Nesta ótica, creio que um dos aspectos mais importantes dessa lei, seja, realmente, a questão do planejamento, que exigirá da União, dos Estados, dos Municípios e do Distrito Federal maior preparo para administrar suas finanças, dispondo de controles mais apurados sobre despesas e receitas, bem como de realizar previsões e acompanhá-las. (Grifo nosso).

Todos esses conceitos e fundamentos sobre planejamento e equilíbrio entre os resultados da comparação entre receitas e despesas são previstas na própria LC 101/2000, em seu art. 1 º, § 1º:

Art. 1 º § 1o A responsabilidade na gestão fiscal pressupõe a ação planejada e transparente, em que se previnem riscos e corrigem desvios capazes de afetar o equilíbrio das contas públicas, mediante o cumprimento de metas de resultados entre receitas e despesas e a obediência a limites e condições no que tange a renúncia de receita, geração de despesas com pessoal, da seguridade social e outras, dívidas consolidada e mobiliária, operações de crédito, inclusive por antecipação de receita, concessão de garantia e inscrição em Restos a Pagar.(Grifo nosso).
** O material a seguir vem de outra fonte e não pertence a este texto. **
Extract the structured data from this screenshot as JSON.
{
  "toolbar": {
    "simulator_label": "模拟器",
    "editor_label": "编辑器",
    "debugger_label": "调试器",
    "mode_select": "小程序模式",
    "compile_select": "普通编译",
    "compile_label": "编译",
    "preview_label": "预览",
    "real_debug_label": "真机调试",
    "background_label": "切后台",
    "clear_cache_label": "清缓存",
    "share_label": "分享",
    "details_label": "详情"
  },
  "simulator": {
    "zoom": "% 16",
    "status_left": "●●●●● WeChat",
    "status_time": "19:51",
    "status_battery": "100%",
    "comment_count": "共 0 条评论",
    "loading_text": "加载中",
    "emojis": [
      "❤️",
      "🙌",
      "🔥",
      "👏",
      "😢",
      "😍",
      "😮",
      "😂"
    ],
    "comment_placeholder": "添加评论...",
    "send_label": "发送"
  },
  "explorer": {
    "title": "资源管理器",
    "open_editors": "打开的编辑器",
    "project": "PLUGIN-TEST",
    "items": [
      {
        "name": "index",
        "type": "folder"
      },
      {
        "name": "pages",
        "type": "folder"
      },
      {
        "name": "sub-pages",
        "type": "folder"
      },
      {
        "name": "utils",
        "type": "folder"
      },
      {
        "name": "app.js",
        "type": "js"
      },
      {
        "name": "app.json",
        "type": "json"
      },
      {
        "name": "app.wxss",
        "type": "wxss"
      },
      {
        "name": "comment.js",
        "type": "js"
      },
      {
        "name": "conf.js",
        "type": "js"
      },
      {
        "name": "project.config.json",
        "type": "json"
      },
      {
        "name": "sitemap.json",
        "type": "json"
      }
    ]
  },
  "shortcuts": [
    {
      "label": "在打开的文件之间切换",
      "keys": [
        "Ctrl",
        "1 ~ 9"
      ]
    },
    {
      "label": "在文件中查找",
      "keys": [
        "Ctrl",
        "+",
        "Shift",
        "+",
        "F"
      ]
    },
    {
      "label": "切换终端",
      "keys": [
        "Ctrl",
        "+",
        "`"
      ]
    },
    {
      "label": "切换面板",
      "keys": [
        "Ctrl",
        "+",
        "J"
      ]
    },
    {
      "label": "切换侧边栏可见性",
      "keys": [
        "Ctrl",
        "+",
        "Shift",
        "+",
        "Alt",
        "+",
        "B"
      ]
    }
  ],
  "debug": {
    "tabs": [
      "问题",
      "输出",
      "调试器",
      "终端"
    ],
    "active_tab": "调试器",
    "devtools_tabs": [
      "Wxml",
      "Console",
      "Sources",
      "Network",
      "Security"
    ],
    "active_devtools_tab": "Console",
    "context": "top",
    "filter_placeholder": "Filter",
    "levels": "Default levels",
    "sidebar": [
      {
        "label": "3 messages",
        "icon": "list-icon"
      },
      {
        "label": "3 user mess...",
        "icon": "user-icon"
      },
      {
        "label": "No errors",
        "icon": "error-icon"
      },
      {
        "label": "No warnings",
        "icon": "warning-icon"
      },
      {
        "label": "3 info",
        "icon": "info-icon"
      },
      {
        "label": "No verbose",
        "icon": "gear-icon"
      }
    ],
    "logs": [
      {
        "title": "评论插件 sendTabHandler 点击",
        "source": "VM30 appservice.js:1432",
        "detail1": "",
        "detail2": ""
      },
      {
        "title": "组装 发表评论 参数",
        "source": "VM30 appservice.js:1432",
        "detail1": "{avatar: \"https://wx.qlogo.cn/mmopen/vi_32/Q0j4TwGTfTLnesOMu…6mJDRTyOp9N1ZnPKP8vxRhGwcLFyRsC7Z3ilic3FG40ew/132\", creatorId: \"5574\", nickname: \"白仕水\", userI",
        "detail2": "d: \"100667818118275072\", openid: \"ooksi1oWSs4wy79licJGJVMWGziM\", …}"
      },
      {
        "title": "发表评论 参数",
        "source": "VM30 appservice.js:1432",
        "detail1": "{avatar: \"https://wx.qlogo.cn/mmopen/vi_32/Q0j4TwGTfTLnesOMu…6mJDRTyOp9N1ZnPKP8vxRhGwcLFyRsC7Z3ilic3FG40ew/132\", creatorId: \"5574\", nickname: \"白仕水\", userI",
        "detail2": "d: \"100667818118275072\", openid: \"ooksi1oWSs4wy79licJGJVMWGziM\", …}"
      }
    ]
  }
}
E serão os Tribunais de Contas que terão uma função preponderante nesta fiscalização e acompanhamento orçamentários. Desta forma, mister a compreensão da natureza jurídica de tais instituições, especial e principalmente após a CF/88 e da própria LRF, especialmente com a intensa discussão da realização ou não de crimes de responsabilidade da Presidente da República Dilma Roussef, ao longo do ano de 2015 e em um processo de impeachment que ainda

não se encerrou até a data de defesa desta tese, no dia 14 de julho de 2016.27

Nesse sentido, a LRF assume uma fundamental importância estabilizadora e de manutenção da confiança, o que é imprescindível à manutenção das contas públicas.

Finalmente, a LRF trouxe uma maior segurança jurídica à Federação brasileira. E a segurança jurídica, além de ser um dos apanágios mais importantes de uma República, trazem certeza e uma uniformidade à linguagem. Sobre sua importância, necessária a menção a Geraldo Ataliba (2004, p.184):

O Direito é, por excelência, acima de tudo, instrumento de segurança. Ele é que assegura a governantes e governados os recíprocos direitos e deveres, tornando viável a vida social. Quanto mais segura uma sociedade, tanto mais civilizada. Seguras estão as pessoas que têm certeza de que o Direito é objetivamente um e que os comportamentos do Estado ou dos demais cidadãos dele não discreparão.

Em conclusão neste item o que observa, nos últimos anos, é uma dificuldade cada vez maior de se dilapidar grandes parcelas do tesouro nacional, em virtude desta Lei e de um maior funcionamento prático dos Tribunais de Contas, como guardiães do orçamento público que devem ser.